Налет княгини на «Лондон» был стремителен и яростен. Старый Манчини, разумеется, не хотел отдавать Никколо, но с супругой генерал-губернатора Лифляндии спорить опасно — помня, что рассказал Маликульмульк о старом хитреце, она изругала его по-французски и даже замахнулась. Двое солдат вошли в спальню и стали заворачивать мальчика в одеяла. Он с перепугу закричал.
Положение спасла Аннунциата, которая несла из своей комнаты свежий травяной отвар. Она кинулась к Никколо и стала его успокаивать по-итальянски. Тем временем Маликульмульк тихонько посоветовал старому Манчини не валять дурака и смириться со своей участью.
— Дитя все равно обречено. Скрипка выпила его жизнь. И дитя умрет среди чужих, а я, родной отец, буду глядеть издали на окна, за которыми мой бедный сынок, — жалобно сказал итальянец по-немецки. Он был безмерно трогателен, но жесткие слова, которые сказал Паррот по поводу цензора Туманского, из головы Маликульмульковой еще не выветрились. Доверчивость тоже должна иметь пределы.
Когда Никколо, сопровождаемого громогласными причитаниями и благословениями старика, снесли вниз и стали устраивать в карете, к Маликульмульку подошла Аннунциата, взяла его под руку и увлекла вдаль по коридору. Сопротивляться было бы смешно, и он лишь испуганно обернулся — не видит ли их княгиня? Но княгиня уже спускалась по лестнице.
— Я готова целовать руки ее сиятельства] — пылко сказала певица. — Теперь я спокойна за мальчика и могу уезжать. Ее сиятельство — такая дама, что не даст Никколо в обиду. О, как бы я хотела остаться в Риге…
— Поезжайте скорее вместе с синьорой Бенцони, — ответил Маликульмульк. — Поверьте, так будет лучше. Я знаю, что такое проводы и разлука…
И вдруг, неожиданно для себя, предложил:
— Хотите, я вам песенку спою?
Петь ему и в молодости приходилось редко, хотя голос он имел верный. Но он сам себе казался нелепым — с голубками и пастушками, розами и амурами, вылетающими из уст. Кроме песенок, что поют в гостиных или на сцене, были еще фривольные — так те он и вовсе ненавидел.
Песня в его жизни была одна — сам написал, сам на музыку положил. И, так уж вышло, мурлыкать — мурлыкал, но ни разу не пропел.
— О чем? — живо спросила Аннунциата.
— О разлуке по-русски… хотите?..
— Да…
Они вошли в знакомую комнату, в походный уют блуждающих по Европе женщин, которых судьба наказала дивными голосами, встали у окна, и Маликульмульк тихонько запел:
Там были и другие куплеты, но он почувствовал, что и этих довольно. Голос сам угас, растаял, возвращаться не желал.

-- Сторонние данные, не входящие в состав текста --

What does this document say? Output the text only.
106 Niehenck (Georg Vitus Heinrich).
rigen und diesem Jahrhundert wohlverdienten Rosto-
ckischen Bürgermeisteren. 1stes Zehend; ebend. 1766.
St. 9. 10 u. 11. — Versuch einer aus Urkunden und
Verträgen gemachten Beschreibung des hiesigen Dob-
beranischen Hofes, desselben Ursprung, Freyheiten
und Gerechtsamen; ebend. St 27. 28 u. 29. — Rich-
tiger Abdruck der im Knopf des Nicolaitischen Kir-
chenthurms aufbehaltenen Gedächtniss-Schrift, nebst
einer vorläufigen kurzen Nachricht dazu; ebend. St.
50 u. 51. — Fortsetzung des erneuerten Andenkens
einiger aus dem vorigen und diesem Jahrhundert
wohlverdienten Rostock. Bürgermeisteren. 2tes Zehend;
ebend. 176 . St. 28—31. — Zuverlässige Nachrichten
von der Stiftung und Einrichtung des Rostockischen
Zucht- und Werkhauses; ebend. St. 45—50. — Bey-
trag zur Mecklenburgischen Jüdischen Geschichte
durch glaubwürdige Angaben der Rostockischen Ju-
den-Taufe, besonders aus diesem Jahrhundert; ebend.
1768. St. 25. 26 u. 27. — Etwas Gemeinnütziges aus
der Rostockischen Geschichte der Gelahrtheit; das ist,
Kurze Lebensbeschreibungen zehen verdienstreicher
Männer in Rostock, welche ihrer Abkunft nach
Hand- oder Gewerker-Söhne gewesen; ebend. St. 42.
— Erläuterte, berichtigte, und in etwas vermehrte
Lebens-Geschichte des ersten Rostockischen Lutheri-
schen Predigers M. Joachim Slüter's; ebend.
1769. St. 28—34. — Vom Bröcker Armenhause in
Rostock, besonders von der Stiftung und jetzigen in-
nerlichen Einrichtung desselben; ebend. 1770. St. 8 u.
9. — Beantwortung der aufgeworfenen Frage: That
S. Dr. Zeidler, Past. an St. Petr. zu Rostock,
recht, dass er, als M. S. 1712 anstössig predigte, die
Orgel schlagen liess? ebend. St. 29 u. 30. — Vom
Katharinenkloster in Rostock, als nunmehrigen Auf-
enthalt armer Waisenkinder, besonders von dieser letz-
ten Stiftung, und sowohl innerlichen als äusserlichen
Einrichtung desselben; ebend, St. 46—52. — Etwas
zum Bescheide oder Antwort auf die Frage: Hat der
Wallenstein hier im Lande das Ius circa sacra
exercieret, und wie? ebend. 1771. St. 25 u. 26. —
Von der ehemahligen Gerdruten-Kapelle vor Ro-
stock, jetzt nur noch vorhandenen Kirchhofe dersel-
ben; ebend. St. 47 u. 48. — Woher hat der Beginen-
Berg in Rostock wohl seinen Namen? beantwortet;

— Вы очень любили ее? — спросила Аннунциата.
И верно, подумал Маликульмульк, не обязательно знать русский язык, чтобы понять.

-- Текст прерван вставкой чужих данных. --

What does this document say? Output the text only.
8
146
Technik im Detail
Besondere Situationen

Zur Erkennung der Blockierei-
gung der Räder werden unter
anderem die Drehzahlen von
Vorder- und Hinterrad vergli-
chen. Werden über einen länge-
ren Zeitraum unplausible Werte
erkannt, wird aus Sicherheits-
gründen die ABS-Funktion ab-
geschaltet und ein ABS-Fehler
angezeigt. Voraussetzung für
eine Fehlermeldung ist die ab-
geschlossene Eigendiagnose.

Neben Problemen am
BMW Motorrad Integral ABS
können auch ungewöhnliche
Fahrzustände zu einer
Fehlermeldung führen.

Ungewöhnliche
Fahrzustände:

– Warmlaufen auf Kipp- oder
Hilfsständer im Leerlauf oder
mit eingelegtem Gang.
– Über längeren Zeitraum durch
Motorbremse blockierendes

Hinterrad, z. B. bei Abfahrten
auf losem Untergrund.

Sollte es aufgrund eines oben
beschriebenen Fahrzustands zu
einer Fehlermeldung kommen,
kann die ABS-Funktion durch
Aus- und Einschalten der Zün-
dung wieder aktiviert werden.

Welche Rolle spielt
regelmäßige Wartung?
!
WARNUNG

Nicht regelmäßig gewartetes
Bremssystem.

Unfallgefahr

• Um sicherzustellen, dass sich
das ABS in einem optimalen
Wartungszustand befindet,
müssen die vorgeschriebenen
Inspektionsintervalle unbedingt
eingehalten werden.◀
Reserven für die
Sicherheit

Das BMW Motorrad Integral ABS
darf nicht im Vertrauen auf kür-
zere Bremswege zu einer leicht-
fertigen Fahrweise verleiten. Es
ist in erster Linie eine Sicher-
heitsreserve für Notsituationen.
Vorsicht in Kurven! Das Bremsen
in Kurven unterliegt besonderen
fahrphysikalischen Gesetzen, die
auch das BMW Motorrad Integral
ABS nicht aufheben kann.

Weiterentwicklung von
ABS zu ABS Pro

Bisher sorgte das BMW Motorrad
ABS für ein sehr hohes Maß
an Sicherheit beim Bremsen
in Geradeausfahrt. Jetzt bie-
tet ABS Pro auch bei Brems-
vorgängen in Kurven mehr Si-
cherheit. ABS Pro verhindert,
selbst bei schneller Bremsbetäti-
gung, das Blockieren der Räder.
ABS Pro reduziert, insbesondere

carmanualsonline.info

— Очень, — ответил он. — Но ничего не получилось.
— Да… и у меня ничего не получилось… я сразу, как увидела его, поняла… но это уже неважно… — Аннунциата опустила синие глаза, потом опять подняла. — Вы скажите ему, что я бы могла стать хорошей женой, прошу вас…
— Но ведь вы уезжаете?..
— Да…
Тут только Маликульмульк заметил Дораличе Бенцони, стоявшую в дверях спальни.
— Княгиня — прекрасная женщина, — сказала Дораличе. — Если бы мы оказались в одной семье, то и трех дней бы не прожили мирно — вцепились бы друг дружке в волосы. Но она отличная женщина, она умеет разрубать узлы. Собирайся, голубка. Мои вещи уже давно уложены. Завтра на рассвете едем прочь.

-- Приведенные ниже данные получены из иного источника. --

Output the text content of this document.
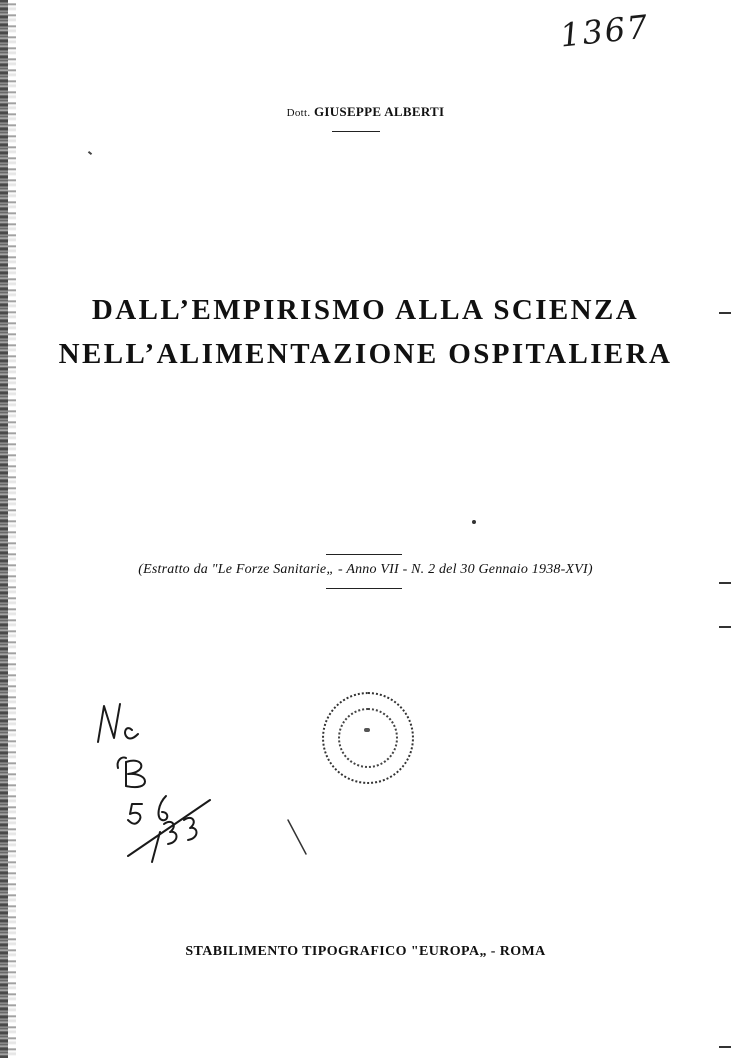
1367
Dott. GIUSEPPE ALBERTI
DALL’EMPIRISMO ALLA SCIENZA
NELL’ALIMENTAZIONE OSPITALIERA
(Estratto da "Le Forze Sanitarie„ - Anno VII - N. 2 del 30 Gennaio 1938-XVI)
STABILIMENTO TIPOGRAFICO "EUROPA„ - ROMA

— Позвольте пожелать вам счастливого пути и удачи, — ответил на это Маликульмульк.
— Мы никогда больше не встретимся, господин Крылов. Вот и от меня прощальное пожелание — скорее женитесь. Вам нужна жена — такая, как я или княгиня.
— А если такая не сыщется?
— А другая вам ни к чему. С другой ничего не выйдет. Прощайте.
Он поцеловал руку Аннунциате (целовать руку Дораличе казалось ему сущей нелепостью) и вышел. Забот впереди было множество.
К немалому его удивлению, княгиня, не дождавшись его, укатила. У дверей стоял Джузеппе Манчини, несчастный и жалкий, тяжелая шуба — внакидку, шапка — в руке, длинные волосы, почти седые, прозрачными прядями свисают на плечи.